Post by Anne-Marie
The good thing about loving a perfume by Chanel is that Chanel does not discontinue its fragrances very often. You can have an affair for life with a Chanel perfume, and know that you will be rewarded by the company’s constant investment in high quality raw materials and packaging. If you wear a perfume for years you get to know it well, and will notice differences even in newer bottles of the same concentration. Although of course many classic fragrances have been reformulated out of all recognition, sometimes the distinctions are very subtle, and may even be improvements.
Today I’m going to talk about Chanel No 19 EDP, but please do chime in down in the comments if you have had experiences like this with other long-time perfume loves.
Chanel No 19 EdP by Chanel 1971
Chanel No 19 EdP by Henri Robert: Vintage + Modern
Fragrantica gives these featured accords:
Top: Neroli, bergamot, green notes
Heart: Iris, narcissus, rose, lily of the valley
Base: Sandalwood, leather, vetiver, oakmoss
Although the EDP is not my favourite concentration, when I noticed that my old one, bought in 1999, had started to turn I instantly bought a new one. I was prompted especially by having spritzed from department store testers and noticed a greater emphasis on vetiver in the current EDP compared to my old one.
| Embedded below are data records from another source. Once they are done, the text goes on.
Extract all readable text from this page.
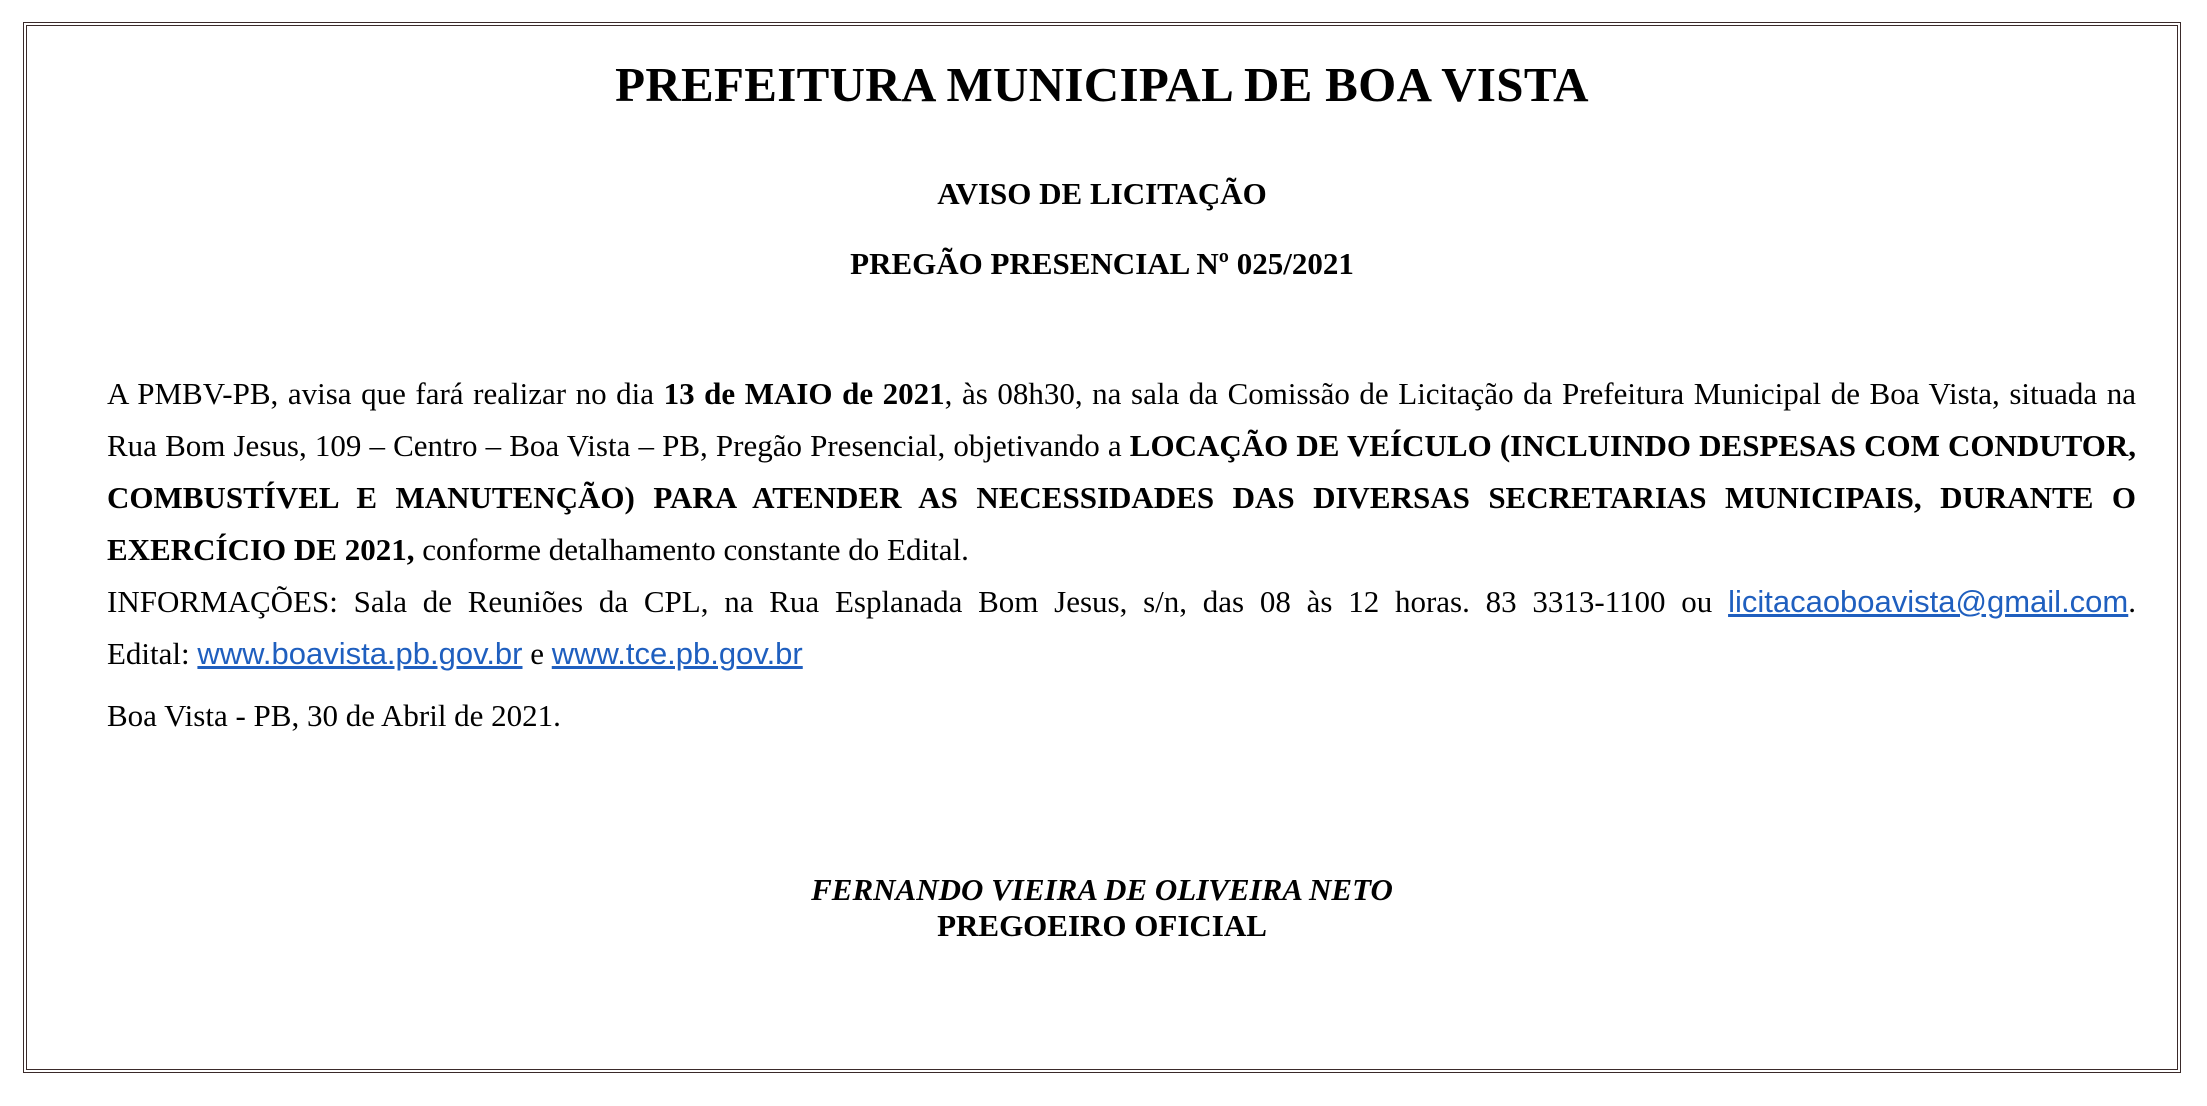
PREFEITURA MUNICIPAL DE BOA VISTA
AVISO DE LICITAÇÃO
PREGÃO PRESENCIAL Nº 025/2021

A PMBV-PB, avisa que fará realizar no dia 13 de MAIO de 2021, às 08h30, na sala da Comissão de Licitação da Prefeitura Municipal de Boa Vista, situada na Rua Bom Jesus, 109 – Centro – Boa Vista – PB, Pregão Presencial, objetivando a LOCAÇÃO DE VEÍCULO (INCLUINDO DESPESAS COM CONDUTOR, COMBUSTÍVEL E MANUTENÇÃO) PARA ATENDER AS NECESSIDADES DAS DIVERSAS SECRETARIAS MUNICIPAIS, DURANTE O EXERCÍCIO DE 2021, conforme detalhamento constante do Edital.

INFORMAÇÕES: Sala de Reuniões da CPL, na Rua Esplanada Bom Jesus, s/n, das 08 às 12 horas. 83 3313-1100 ou licitacaoboavista@gmail.com.
Edital: www.boavista.pb.gov.br e www.tce.pb.gov.br

Boa Vista - PB, 30 de Abril de 2021.

FERNANDO VIEIRA DE OLIVEIRA NETO
PREGOEIRO OFICIAL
Sure enough, when I opened my new bottle (a Christmas present to myself!), the vetiver is indeed, to my nose, more prominent than of old.
My old EDP demonstrates more rose and powdery orris than the new. The difference is not great, but it’s there. And actually, I quite like it. To me there is more structure in the newer version, and it’s more masculine and less powdery.
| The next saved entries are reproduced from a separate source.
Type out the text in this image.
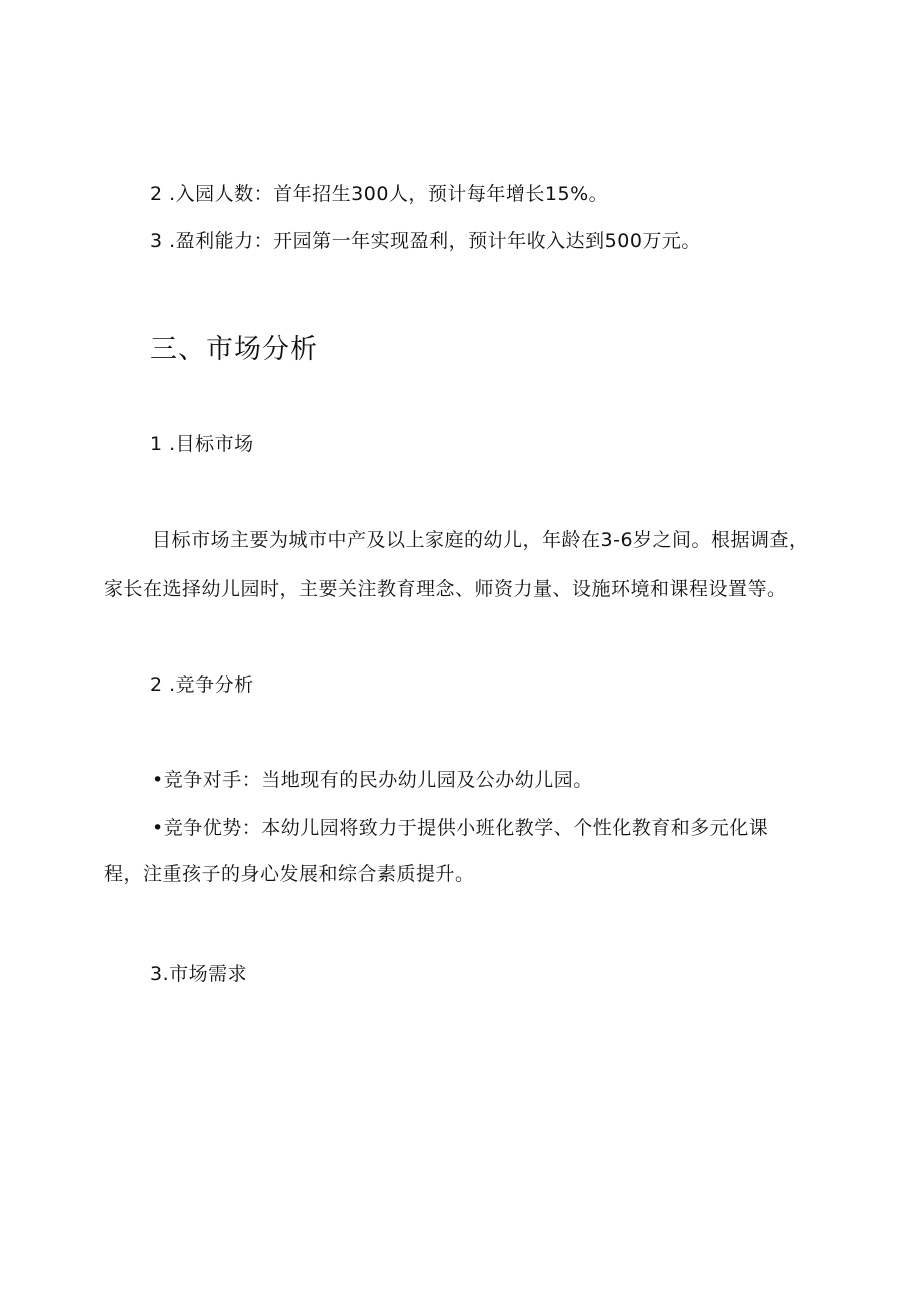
2 .入园人数：首年招生300人，预计每年增长15%。
3 .盈利能力：开园第一年实现盈利，预计年收入达到500万元。
三、市场分析
1 .目标市场
目标市场主要为城市中产及以上家庭的幼儿，年龄在3-6岁之间。根据调查，
家长在选择幼儿园时，主要关注教育理念、师资力量、设施环境和课程设置等。
2 .竞争分析
•竞争对手：当地现有的民办幼儿园及公办幼儿园。
•竞争优势：本幼儿园将致力于提供小班化教学、个性化教育和多元化课
程，注重孩子的身心发展和综合素质提升。
3.市场需求
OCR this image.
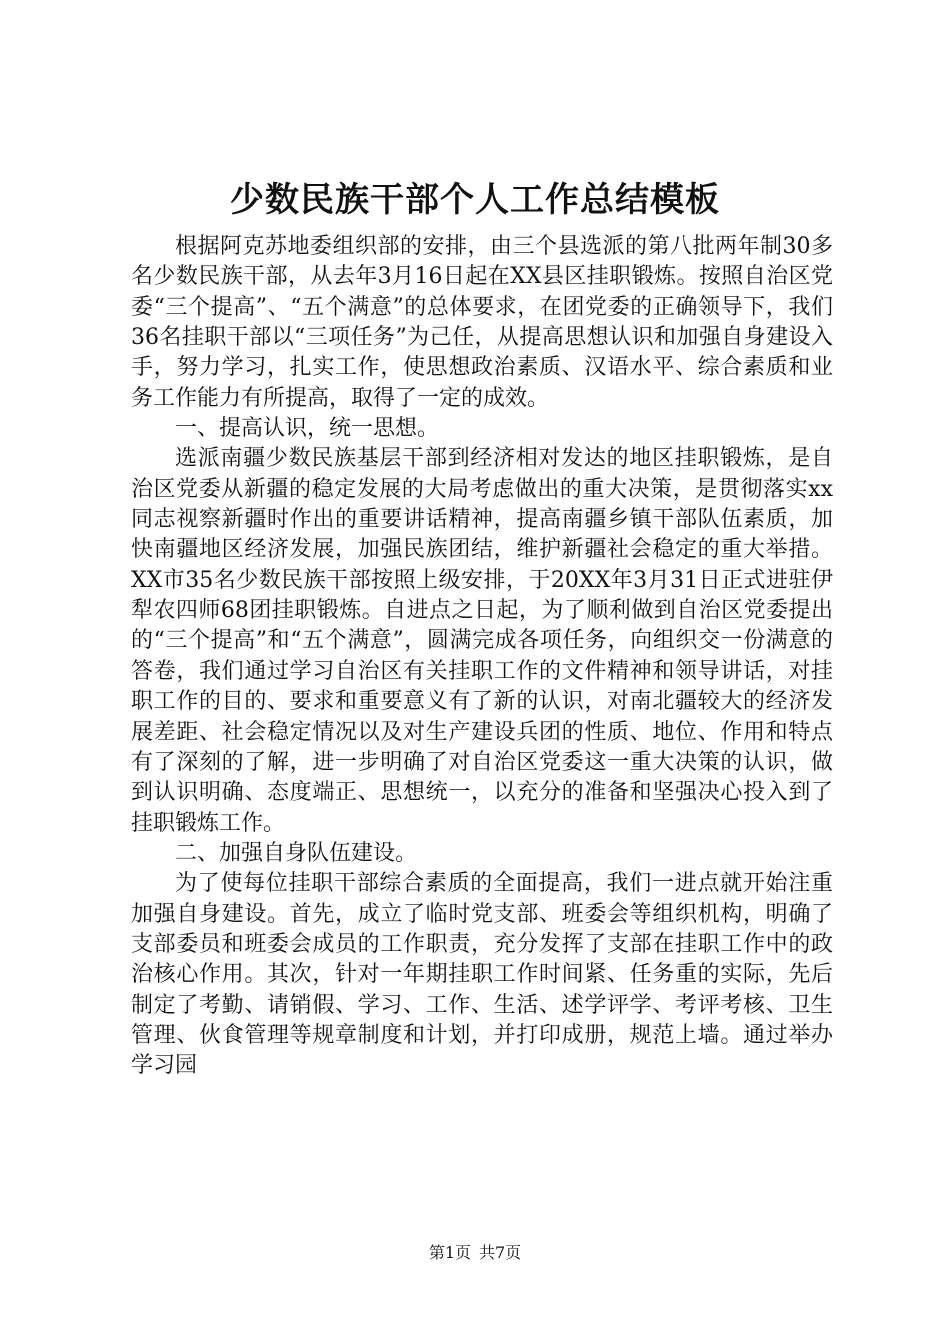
少数民族干部个人工作总结模板

根据阿克苏地委组织部的安排，由三个县选派的第八批两年制30多名少数民族干部，从去年3月16日起在XX县区挂职锻炼。按照自治区党委“三个提高”、“五个满意”的总体要求，在团党委的正确领导下，我们36名挂职干部以“三项任务”为己任，从提高思想认识和加强自身建设入手，努力学习，扎实工作，使思想政治素质、汉语水平、综合素质和业务工作能力有所提高，取得了一定的成效。

一、提高认识，统一思想。

选派南疆少数民族基层干部到经济相对发达的地区挂职锻炼，是自治区党委从新疆的稳定发展的大局考虑做出的重大决策，是贯彻落实xx同志视察新疆时作出的重要讲话精神，提高南疆乡镇干部队伍素质，加快南疆地区经济发展，加强民族团结，维护新疆社会稳定的重大举措。XX市35名少数民族干部按照上级安排，于20XX年3月31日正式进驻伊犁农四师68团挂职锻炼。自进点之日起，为了顺利做到自治区党委提出的“三个提高”和“五个满意”，圆满完成各项任务，向组织交一份满意的答卷，我们通过学习自治区有关挂职工作的文件精神和领导讲话，对挂职工作的目的、要求和重要意义有了新的认识，对南北疆较大的经济发展差距、社会稳定情况以及对生产建设兵团的性质、地位、作用和特点有了深刻的了解，进一步明确了对自治区党委这一重大决策的认识，做到认识明确、态度端正、思想统一，以充分的准备和坚强决心投入到了挂职锻炼工作。

二、加强自身队伍建设。

为了使每位挂职干部综合素质的全面提高，我们一进点就开始注重加强自身建设。首先，成立了临时党支部、班委会等组织机构，明确了支部委员和班委会成员的工作职责，充分发挥了支部在挂职工作中的政治核心作用。其次，针对一年期挂职工作时间紧、任务重的实际，先后制定了考勤、请销假、学习、工作、生活、述学评学、考评考核、卫生管理、伙食管理等规章制度和计划，并打印成册，规范上墙。通过举办学习园

第1页 共7页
Years ago when I first smelled the EDP I wondered why I found it a bit depressing. I didn’t know the notes for No 19, and didn’t know that orris (iris) can induce a feeling of melancholy. Once I learned that – the feeling magically went away, and I began to wear the EDP with more enjoyment.
I’m liking my new bottle very much and strongly recommend it to vetiver lovers, male and female.
A word about the other concentrations: the parfum to me is quite dark and leathery, with yes – lots of vetiver. Portia”s review. The EDT is my favourite. It is (to me) the least powdery; it sparkles with a mixture of spring sunshine and rain. I adore it, and I’m on my … ahem … fourth bottle. I’ve not smelled the old EDC but here’s Portia”s review.
It can be a complex business to maintain a perfume to an even standard over the years, not just because of restrictions on raw materials, but because the natural materials will vary from place to place and harvest to harvest. Ensuring that the materials are produced ethically and sustainably is another consideration.
So – over to you. Do you have a long-time favourite fragrance which has let you down, or does it continue to bring joy?